Finally, we further filtered the genes with >2-fold changes, to achieve more strict selection of significantly changed genes. The results of the significance analyses passing the significance level were further analyzed using GeneShifter software (GeneShifter, Seattle, WA), grouped by gene functions. The pathway information in GeneShifter is derived from the Kyoto Encyclopedia of Genes and Genomes pathway annotations via genes in Entrez (National Center for Biotechnology Information, Bethesda, MD). If a gene is listed in a pathway, it does not necessarily mean that the gene is part of that biologic pathway. The gene could be involved upstream or could be the result of pathway activation.

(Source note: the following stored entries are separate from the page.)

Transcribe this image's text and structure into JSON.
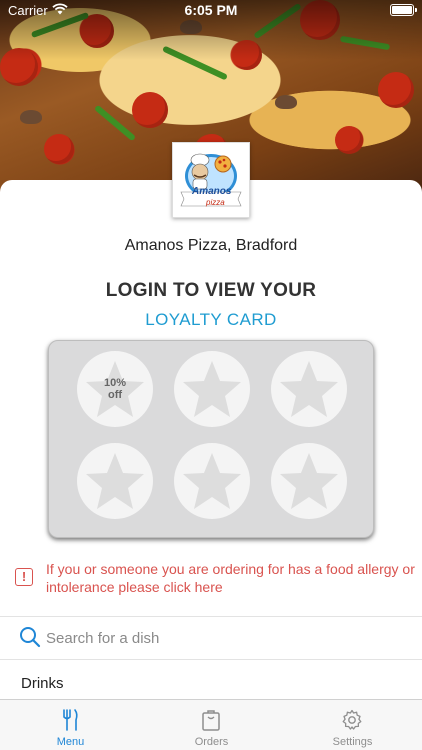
{
  "status_bar": {
    "carrier": "Carrier",
    "time": "6:05 PM"
  },
  "logo": {
    "brand_text": "Amanos",
    "sub_text": "pizza"
  },
  "restaurant_name": "Amanos Pizza, Bradford",
  "loyalty": {
    "title": "LOGIN TO VIEW YOUR",
    "link_label": "LOYALTY CARD",
    "stamps": [
      {
        "reward": "10%\noff",
        "icon": "star-icon"
      },
      {
        "reward": "",
        "icon": "star-icon"
      },
      {
        "reward": "",
        "icon": "star-icon"
      },
      {
        "reward": "",
        "icon": "star-icon"
      },
      {
        "reward": "",
        "icon": "star-icon"
      },
      {
        "reward": "",
        "icon": "star-icon"
      }
    ]
  },
  "allergy_notice": {
    "icon": "warning-icon",
    "text": "If you or someone you are ordering for has a food allergy or intolerance please click here"
  },
  "search": {
    "placeholder": "Search for a dish",
    "icon": "search-icon"
  },
  "menu_category": "Drinks",
  "tabs": [
    {
      "label": "Menu",
      "icon": "fork-knife-icon",
      "active": true
    },
    {
      "label": "Orders",
      "icon": "bag-icon",
      "active": false
    },
    {
      "label": "Settings",
      "icon": "gear-icon",
      "active": false
    }
  ],
  "colors": {
    "accent": "#1f86d6",
    "link": "#1f9cd1",
    "warning": "#d9534f",
    "card_bg": "#dadadb"
  }
}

Different software packages differ in terms of the manner in which genes are listed within pathways.
In order to determine the in vivo efficacy of our GC-induced osteoporosis model, we performed biochemical analysis of bone turnover markers and micro-CT to evaluate trabecular bone microarchitecture. Serum osteoclast activity, as assessed by measuring levels of CTX, was increased by nearly 80% between day 7 and day 28 and remained 26% above baseline levels on day 56. The level of osteocalcin, a marker of osteoblast function, started to decrease on day 7 and was decreased by 50% from day 28 to day 56. By day 28, trabecular bone volume at the distal femur had decreased by 16% compared with baseline levels in GC-treated mice, and this decrease remained unchanged on day 56 (Figure 1). These data, together with results of previous studies using similar mouse models of GC excess (7,15), suggest that GC excess in a small in vivo animal model increases bone resorption during the early phase of GC excess and decreases bone formation with prolonged exposure, such that there is a rapid decline in trabecular bone volume and the volume remains low.

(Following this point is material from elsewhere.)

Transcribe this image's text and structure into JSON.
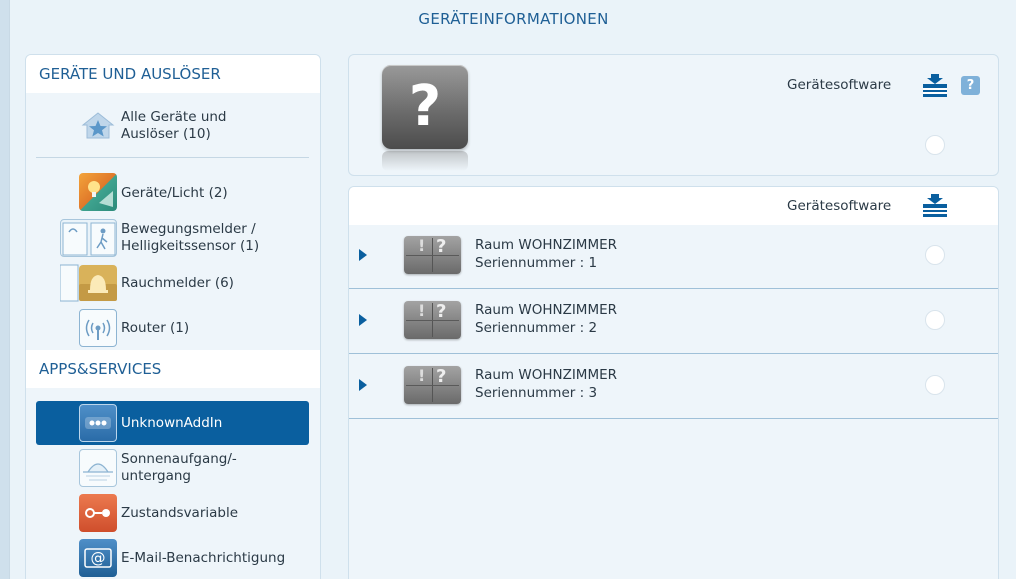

After we established that GC excess in vivo increased bone resorption, a time course for the gene expression of factors critical for osteoclast activation and differentiation was determined. The expression of Csf1 and its receptor, c-fms, which promote osteoclast proliferation, differentiation, and survival (16), was up-regulated by ~2-fold in GC-treated mice on day 7 compared with day 0 (Table 1). Genes associated with integrin-mediated signaling, including Ibsp, Itgb3 (17), disintegrin, and Adam8 (18), were generally up-regulated on day 7 (Ibsp) or day 28 through day 56 (Itgb3 and Adam8) (Table 1 and Figure 2).

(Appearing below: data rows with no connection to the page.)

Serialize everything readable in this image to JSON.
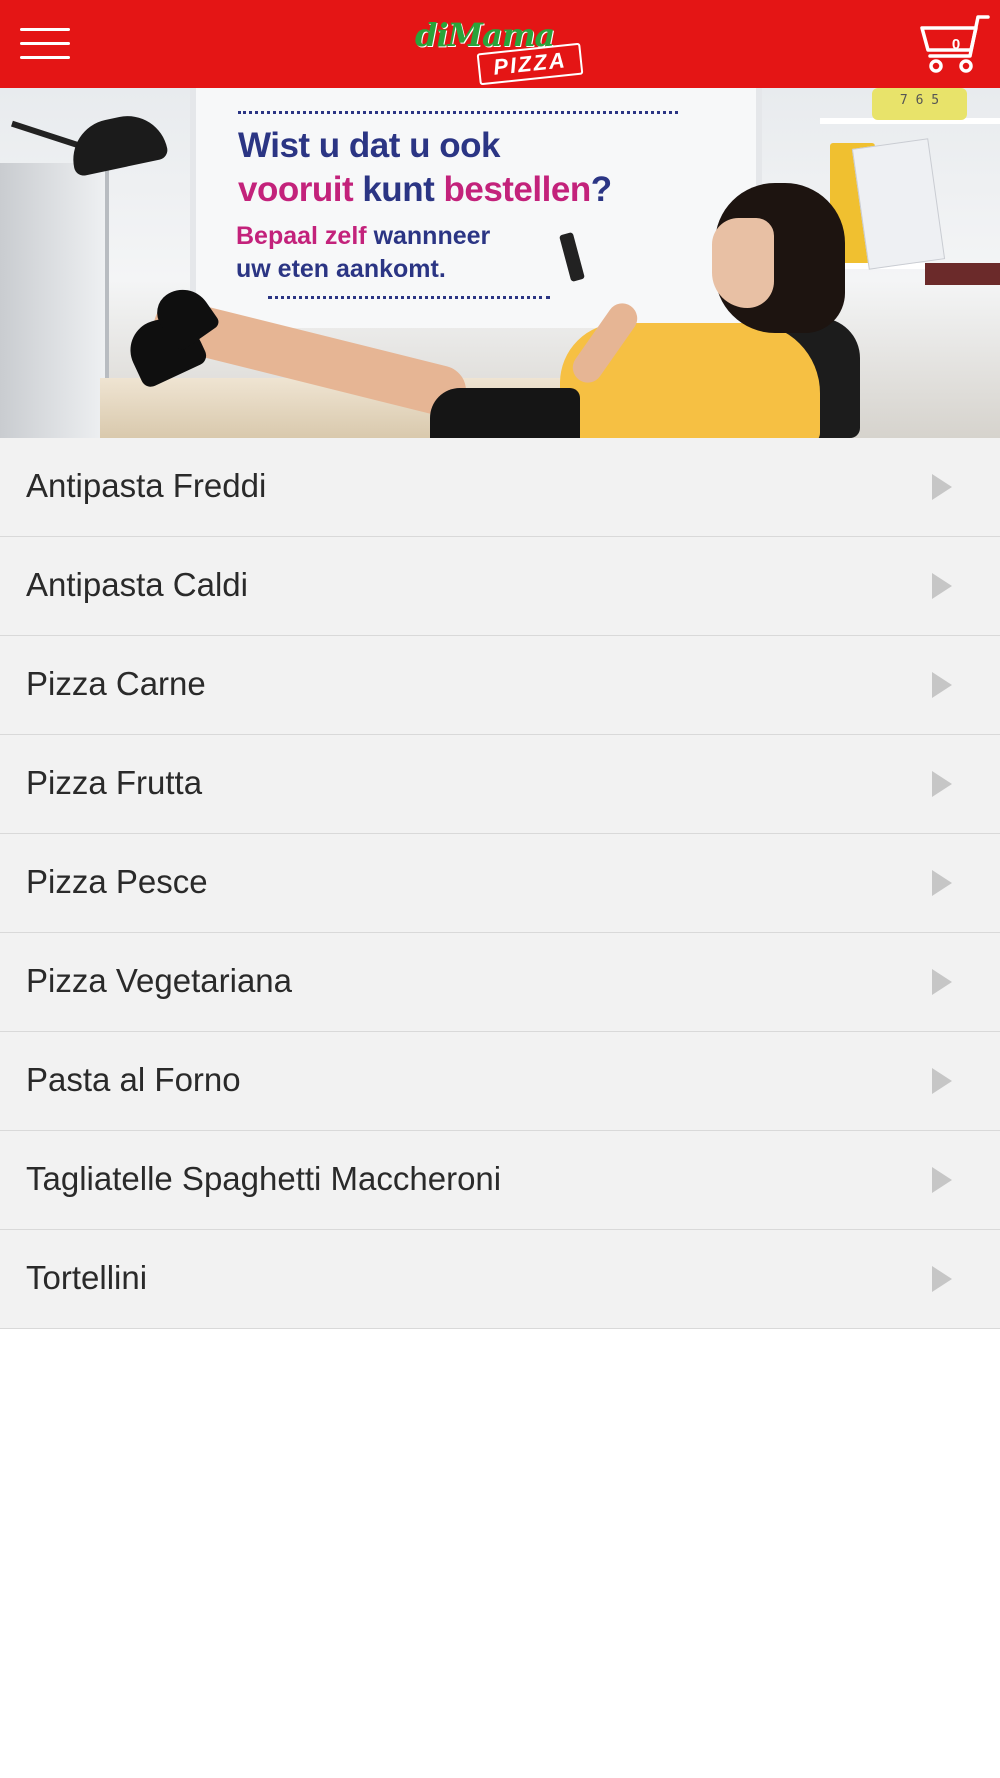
{
  "header": {
    "menu_icon": "hamburger-menu-icon",
    "logo": {
      "script_text": "diMama",
      "tag_text": "PIZZA",
      "brand_color": "#2aa33a"
    },
    "cart": {
      "icon": "shopping-cart-icon",
      "count": "0"
    },
    "background_color": "#e41515"
  },
  "banner": {
    "headline_line1": "Wist u dat u ook",
    "headline_word1": "vooruit",
    "headline_word2": "kunt",
    "headline_word3": "bestellen",
    "headline_mark": "?",
    "sub_pink": "Bepaal zelf",
    "sub_rest": "wannneer",
    "sub_line2": "uw eten aankomt.",
    "clock_digits": "7 6 5",
    "colors": {
      "navy": "#2b3584",
      "pink": "#c3227b"
    }
  },
  "categories": [
    {
      "label": "Antipasta Freddi"
    },
    {
      "label": "Antipasta Caldi"
    },
    {
      "label": "Pizza Carne"
    },
    {
      "label": "Pizza Frutta"
    },
    {
      "label": "Pizza Pesce"
    },
    {
      "label": "Pizza Vegetariana"
    },
    {
      "label": "Pasta al Forno"
    },
    {
      "label": "Tagliatelle Spaghetti Maccheroni"
    },
    {
      "label": "Tortellini"
    }
  ],
  "chevron_icon": "chevron-right-icon"
}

Genes associated with pathways that were significantly up-regulated within integrin signaling were those associated with the actin cytoskeleton, focal adhesion, leukocyte transendothelial migration, and extracellular matrix receptor interaction pathways (Figure 2). All of these pathways are critical for the attachment of osteoclasts to the bone surface and for preparing osteoclasts to resorb bone matrix. Genes associated with activation of the immunoreceptor tyrosine–based activation motif (ITAM) pathway, which include Fcγ receptor (19), an osteoclast-associated receptor (Oscar), a triggering receptor expressed on myeloid cells (Trem2), and a receptor for DNAX activation protein 12 (Dap12) (20), were up-regulated from day 7 to day 56 (Table 1). Interestingly, gene expression of RANKL (21) and RANK, a key receptor for this osteoclast-activating cytokine, was not significantly different from that on day 0, as measured either by microarray on days 7, 28, and 56 or by reverse transcription (RT)–PCR on days 1, 3, 7, 28, and 56 (data not shown). Transcripts for signaling molecules and the critical transcription factors reported to be associated with osteoclast differentiation (PLCγ and Nfatc1) (22) were up-regulated on days 7 and 28 (Table 1). Transcripts that are associated with changes in osteoclast cytoskeleton organization (c-Src, Syk, and Vav3) (23) were also up-regulated on days 7, 28, and 56 (Table 1).
Genes that are essential for bone matrix degradation as well as regulation of the complement and coagulation cascades pathway (Figure 3), such as ATPase, cathepsins S, H, K, G, and C, matrix metalloproteinases 8, 9, 13, and 19, and serine proteases 15 and 22, were significantly up-regulated on days 28 and 56 (Table 1 and Figure 3) compared with day 0. Although changes in some of these genes, such as Ctsk, Trem2, Dap12, and Oscar, are likely attributable to specific changes in osteoclasts, many of the changes could also be attributable to changes in gene transcription in other cell types present in the bone marrow microenvironment.
The expression of transcription factors for adipocyte early differentiation (CCAAT/enhancer binding protein α [c/EBPα], c/EBPβ, peroxisome proliferator–activated receptor γ [PPARγ], and PPARσ) was increased on day 7 but did not differ from day 0 levels thereafter (Table 2). In contrast, the expression of AdipoQ, a marker for mature adipocytes, remained increased throughout the study period. A quantitative assessment of the percentage of adipose tissue in the secondary spongiosa of the fifth lumbar vertebral body showed that the adipose tissue area/total tissue area was increased by 18% in the GC-treated group compared with the placebo group on day 56 (mean ± SD 7.62 ± 0.6% versus 6.48 ± 0.8%; P < 0.05).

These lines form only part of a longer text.